Im Übrigen ist der Senat der Auffassung, dass ein gemeinsames Immobilienmanagement der Bezirke durchaus beachtliche Effizienzgewinne erbringen könnte.

b) Zusammenarbeit der Bezirke mit der BIM GmbH

Die Bezirke können grundsätzlich frei bestimmen, welche Form der Gebäudebereitstellung sie wählen. Sowohl die Mieten für extern angemietete Gebäude als auch die kalkulatorischen Gebäudekosten für landeseigene Gebäude müssen dabei jeweils aus der Globalsumme des Bezirks bezahlt werden.

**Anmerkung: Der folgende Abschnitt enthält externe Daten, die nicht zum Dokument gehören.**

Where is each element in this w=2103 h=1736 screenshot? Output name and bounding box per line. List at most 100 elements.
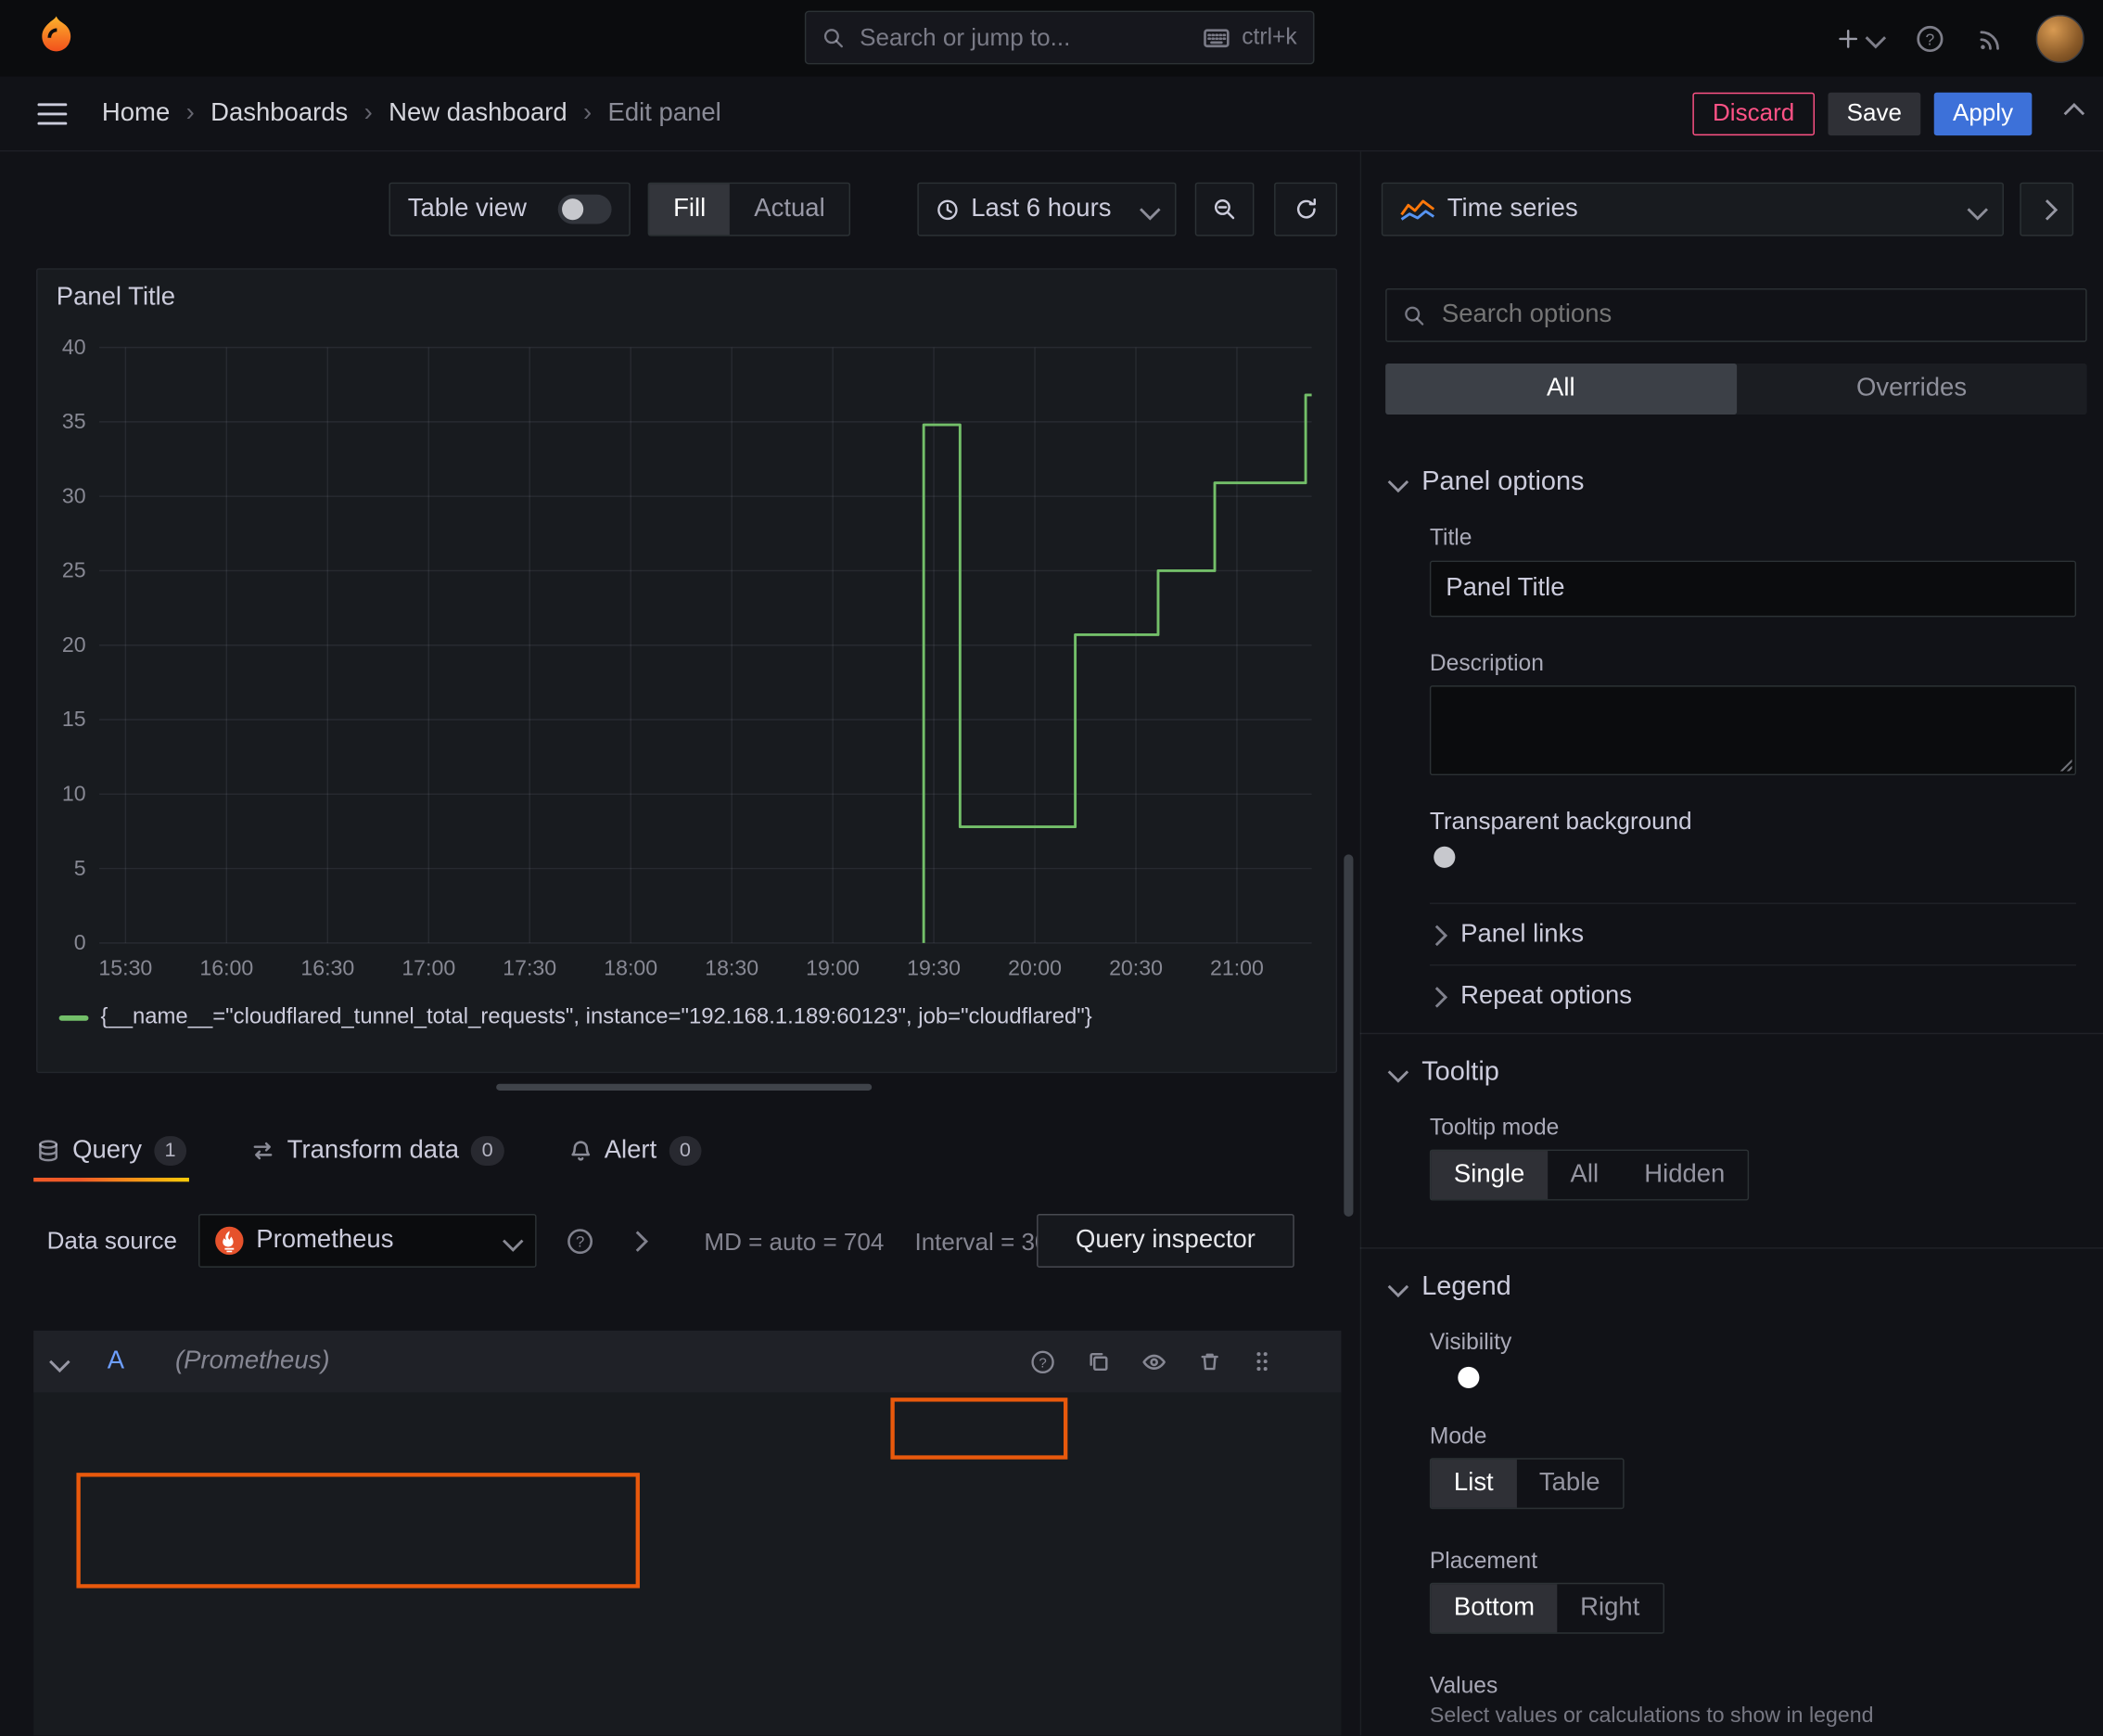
options-tab-overrides[interactable]: Overrides	[1736, 364, 2086, 415]
tab-query[interactable]: Query 1	[33, 1118, 190, 1182]
grafana-logo-icon	[42, 15, 71, 51]
timeseries-viz-icon	[1400, 199, 1435, 221]
user-avatar[interactable]	[2035, 14, 2084, 63]
query-inspector-button[interactable]: Query inspector	[1037, 1214, 1294, 1268]
zoom-out-icon	[1214, 199, 1235, 220]
collapse-options-chevron-up-icon[interactable]	[2063, 102, 2085, 124]
legend-placement-bottom[interactable]: Bottom	[1431, 1584, 1558, 1633]
panel-options-section-header[interactable]: Panel options	[1387, 466, 1585, 497]
news-button[interactable]	[1977, 25, 2004, 52]
datasource-picker[interactable]: Prometheus	[198, 1214, 537, 1268]
help-circle-icon: ?	[1031, 1349, 1054, 1373]
breadcrumb-separator: ›	[363, 98, 373, 127]
legend-placement-right[interactable]: Right	[1558, 1584, 1663, 1632]
svg-text:35: 35	[62, 409, 86, 433]
legend-mode-table[interactable]: Table	[1516, 1460, 1623, 1508]
visibility-label: Visibility	[1429, 1329, 1512, 1355]
chevron-down-icon	[1387, 1062, 1409, 1083]
query-options-chevron-right-icon[interactable]	[627, 1231, 649, 1252]
panel-title-input[interactable]	[1429, 560, 2077, 618]
chevron-down-icon	[1865, 27, 1887, 49]
search-icon	[823, 28, 843, 47]
svg-text:10: 10	[62, 782, 86, 806]
options-tabs: All Overrides	[1385, 363, 2087, 415]
save-button[interactable]: Save	[1828, 92, 1921, 135]
legend-section-header[interactable]: Legend	[1387, 1271, 1511, 1302]
toggle-viz-picker-button[interactable]	[2020, 182, 2074, 236]
legend-values-label: Values	[1429, 1672, 1498, 1699]
tab-alert-label: Alert	[604, 1135, 657, 1164]
legend-series-name: {__name__="cloudflared_tunnel_total_requ…	[100, 1004, 1092, 1029]
table-view-toggle[interactable]	[557, 194, 612, 224]
panel-description-textarea[interactable]	[1429, 685, 2077, 776]
query-ref-id[interactable]: A	[108, 1347, 124, 1376]
chevron-right-icon	[2035, 198, 2058, 220]
tooltip-mode-all[interactable]: All	[1548, 1151, 1622, 1199]
collapse-query-chevron-down-icon[interactable]	[49, 1350, 70, 1372]
editor-splitter-handle[interactable]	[496, 1083, 873, 1091]
query-row-header[interactable]: A (Prometheus) ?	[33, 1330, 1342, 1393]
search-options-input[interactable]	[1439, 299, 2070, 332]
editor-tabs: Query 1 Transform data 0 Alert 0	[33, 1118, 705, 1182]
svg-text:40: 40	[62, 335, 86, 359]
global-search-input[interactable]	[857, 21, 1192, 54]
legend-mode-list[interactable]: List	[1431, 1459, 1517, 1508]
discard-button[interactable]: Discard	[1692, 92, 1815, 135]
drag-query-handle[interactable]	[1253, 1349, 1271, 1373]
tooltip-section-header[interactable]: Tooltip	[1387, 1057, 1499, 1088]
timeseries-chart[interactable]: 0 5 10 15 20 25 30 35 40 15:30 16:00 16:30 17:00 17:3…	[45, 328, 1322, 989]
actual-option[interactable]: Actual	[730, 184, 848, 235]
svg-text:0: 0	[74, 930, 86, 954]
help-circle-icon: ?	[567, 1228, 593, 1254]
search-shortcut-label: ctrl+k	[1242, 24, 1297, 50]
section-divider	[1359, 1247, 2103, 1249]
zoom-out-button[interactable]	[1194, 182, 1255, 236]
legend-item[interactable]: {__name__="cloudflared_tunnel_total_requ…	[58, 1004, 1092, 1029]
breadcrumb-home[interactable]: Home	[102, 98, 170, 128]
toggle-query-visibility-button[interactable]	[1141, 1348, 1166, 1373]
global-search[interactable]: ctrl+k	[804, 10, 1315, 65]
scrollbar-thumb[interactable]	[1344, 854, 1354, 1217]
svg-text:21:00: 21:00	[1210, 956, 1264, 980]
datasource-label: Data source	[46, 1227, 178, 1255]
menu-toggle-button[interactable]	[37, 102, 68, 124]
panel-links-section[interactable]: Panel links	[1426, 902, 2077, 965]
add-new-button[interactable]	[1836, 26, 1887, 50]
breadcrumb-separator: ›	[185, 98, 195, 127]
svg-text:?: ?	[1926, 30, 1935, 48]
apply-button[interactable]: Apply	[1933, 92, 2033, 135]
tooltip-mode-single[interactable]: Single	[1431, 1151, 1548, 1200]
repeat-options-section[interactable]: Repeat options	[1426, 964, 2077, 1028]
datasource-help-button[interactable]: ?	[553, 1214, 606, 1268]
help-button[interactable]: ?	[1916, 23, 1945, 53]
fill-option[interactable]: Fill	[649, 184, 731, 236]
svg-text:20:30: 20:30	[1109, 956, 1163, 980]
refresh-button[interactable]	[1274, 182, 1338, 236]
transparent-background-label: Transparent background	[1429, 807, 1692, 835]
section-divider	[1359, 1032, 2103, 1035]
delete-query-button[interactable]	[1198, 1349, 1222, 1373]
options-tab-all[interactable]: All	[1385, 363, 1737, 415]
chevron-down-icon	[1140, 198, 1161, 220]
tab-query-label: Query	[72, 1135, 142, 1164]
time-range-picker[interactable]: Last 6 hours	[917, 182, 1177, 236]
tab-transform-label: Transform data	[287, 1135, 459, 1164]
title-field-label: Title	[1429, 524, 1472, 551]
svg-text:18:30: 18:30	[705, 956, 758, 980]
tooltip-mode-hidden[interactable]: Hidden	[1622, 1151, 1748, 1199]
chevron-right-icon	[1426, 986, 1448, 1007]
tab-transform-data[interactable]: Transform data 0	[249, 1118, 506, 1181]
grafana-logo[interactable]	[35, 10, 78, 67]
panel-preview: Panel Title 0 5 10 15 20 25 30 35 40 15:30 16:00 16…	[36, 268, 1338, 1074]
description-field-wrap	[1429, 685, 2077, 776]
grafana-edit-panel: ctrl+k ?	[0, 0, 2103, 1736]
chevron-right-icon	[1426, 924, 1448, 946]
description-field-label: Description	[1429, 650, 1544, 677]
breadcrumb-dashboards[interactable]: Dashboards	[210, 98, 348, 128]
search-options-box[interactable]	[1385, 287, 2087, 342]
query-help-button[interactable]: ?	[1030, 1348, 1055, 1373]
breadcrumb-new-dashboard[interactable]: New dashboard	[389, 98, 567, 128]
visualization-picker[interactable]: Time series	[1381, 182, 2004, 236]
tab-alert[interactable]: Alert 0	[566, 1118, 705, 1181]
duplicate-query-button[interactable]	[1087, 1349, 1111, 1373]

Mit dem Aspekt der Gleichbehandlung der Gebäudekosten im Zuweisungsverfahren hat sich auch die „AG Kalkulatorische Kosten" beschäftigt. Dazu wurden unterschiedliche Gebäudebereitstellungsformen (Nutzung landeseigener Gebäude, BIMMiete, externe Anmietung) verglichen und deren Wirkung in der Budgetierung bewertet. Ein entsprechender Auszug aus dem Bericht der "AG Kalkulatorische Kosten" (inkl. zugehöriger Anlage 4) ist dieser Vorlage als Anhang beigefügt. Im Ergebnis kann festgestellt werden, dass die Finanzmittelzuweisung an die Bezirke in der Lage ist, alle Modelle der Gebäudebereitstellung diskriminierungsfrei nebeneinander abzubilden.

Hinsichtlich der Zusammenarbeit der Bezirke mit der BIM GmbH ist Folgendes festzuhalten: Im Mieter-Vermieter-Modell entstehen die Leistungsbeziehungen zwischen dem SILB, vertreten durch die BIM GmbH, als Vermieterin der landeseigenen Immobilien, und den Berliner Verwaltungen als Mieter dieser Objekte. Die Beziehungen werden über Mietverträge und Servicevereinbarungen geregelt.

Das SILB-ErrichtungsG ermöglicht grundsätzlich auch die Einbringung bezirklicher Grundstücke in das SILB. Danach können sämtliche Grundstücke und Gebäude des Verwaltungsgrundvermögens unabhängig davon, welcher Vermögensträger innerhalb Berlins die Eigentümerfunktion wahrnimmt, dem SILB zugewiesen werden. Es bestehen demzufolge keine rechtlichen Bedenken gegen eine Zuweisung von Bezirksliegenschaften zum SILB. Die Zuweisung zum SILB wird nur dann erfolgen, wenn die Bezirke dies ausdrücklich wünschen und mithin auf freiwilliger Basis.

Mit dem Beitritt zum Mieter-Vermieter-Modell ist keine Sonderbehandlung im Rahmen der Globalsummenzuweisung verbunden. Die Finanzierung der bezirklichen Aufgaben einschließlich der dafür erforderlichen Infrastruktur erfolgt weiter über Produkte, die Festlegung der zu finanzierenden Mengen sowie die für alle Bezirke einheitlich geltenden Zuweisungspreise.